Drugs that interfere
While most anti-HIV drugs have targeted two viral enzymes - reverse transcriptase and protease - Goh plans to look for drugs that interfere with components of the host cell cycle, which Emerman's lab has shown to be important for viral replication.
"We know from work in our laboratory that HIV replication is closely linked to the cell cycle of the infected cell," she said. "Our idea is to identify drugs that manipulate the cell cycle, inhibiting replication of the virus."
In a study led by Goh, Emerman's lab published a report in 1998 demonstrating that a viral protein called vpr enhances viral reproduction by causing infected cells to stall in a portion of the cell cycle known as G2, a stage most favorable for the virus to multiply.
The cell cycle, an ordered series of events culminating in cell division is regulated by proteins known as checkpoints, which monitor steps in the cycle for errors before allowing passage to the next set of events.
"We'd like to test drugs that overcome the G2 checkpoint, allowing cells to move through the cell cycle and overcome the viral reproductive advantage," Goh said.
Goh said the types of drugs that will be tested in her study have been studied primarily in cancer cells.

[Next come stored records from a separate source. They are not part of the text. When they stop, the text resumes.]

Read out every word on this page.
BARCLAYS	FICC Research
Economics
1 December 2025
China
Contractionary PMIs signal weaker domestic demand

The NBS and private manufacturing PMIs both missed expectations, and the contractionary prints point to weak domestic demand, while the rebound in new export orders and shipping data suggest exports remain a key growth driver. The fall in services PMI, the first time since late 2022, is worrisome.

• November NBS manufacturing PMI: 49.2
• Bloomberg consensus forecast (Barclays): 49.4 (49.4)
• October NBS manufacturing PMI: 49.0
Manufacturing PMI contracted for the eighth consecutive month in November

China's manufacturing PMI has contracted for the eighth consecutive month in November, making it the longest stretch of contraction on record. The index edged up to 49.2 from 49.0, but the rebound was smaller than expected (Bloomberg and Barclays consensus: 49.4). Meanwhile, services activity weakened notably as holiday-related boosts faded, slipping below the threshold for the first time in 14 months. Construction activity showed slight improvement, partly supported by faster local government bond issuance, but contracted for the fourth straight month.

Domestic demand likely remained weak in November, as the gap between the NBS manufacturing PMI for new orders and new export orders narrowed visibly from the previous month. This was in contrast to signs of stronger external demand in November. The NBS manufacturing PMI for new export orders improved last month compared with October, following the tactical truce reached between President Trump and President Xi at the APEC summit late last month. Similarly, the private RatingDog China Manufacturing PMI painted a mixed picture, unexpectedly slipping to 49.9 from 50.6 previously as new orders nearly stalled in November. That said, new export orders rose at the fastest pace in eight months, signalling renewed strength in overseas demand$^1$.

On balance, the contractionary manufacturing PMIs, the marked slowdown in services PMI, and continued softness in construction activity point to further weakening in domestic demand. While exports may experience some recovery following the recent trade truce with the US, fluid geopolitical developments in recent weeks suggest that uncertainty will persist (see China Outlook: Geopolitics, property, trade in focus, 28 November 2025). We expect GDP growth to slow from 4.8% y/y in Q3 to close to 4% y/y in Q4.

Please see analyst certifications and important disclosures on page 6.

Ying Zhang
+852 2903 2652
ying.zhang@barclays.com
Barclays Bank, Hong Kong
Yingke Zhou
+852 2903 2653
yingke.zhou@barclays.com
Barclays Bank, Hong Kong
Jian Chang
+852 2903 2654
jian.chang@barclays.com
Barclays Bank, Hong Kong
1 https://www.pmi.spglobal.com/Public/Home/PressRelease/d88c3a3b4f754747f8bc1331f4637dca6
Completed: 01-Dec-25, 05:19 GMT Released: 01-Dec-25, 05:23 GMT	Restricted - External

A problem with drugs that act against the viral enzymes, including reverse transcriptase and protease, is that resistant viral strains emerge rapidly, because the virus develops mutations that render it insensitive to the drugs. Resistant strains multiply in the presence of the drug.
"The hope is that we can minimize problems with resistance by targeting host cell enzymes, which are more stable than viral enzymes," Goh said.
Although this strategy would not eliminate virus from the cell, they would keep viral reproduction to very low levels, Goh said. Ultimately, such drugs might be used in conjunction with more conventional antiviral therapies.
The American Foundation for AIDS Research is a nonprofit organization dedicated to the support of HIV/AIDS research, AIDS prevention, treatment education, and the advocacy of sound AIDS-related public policy.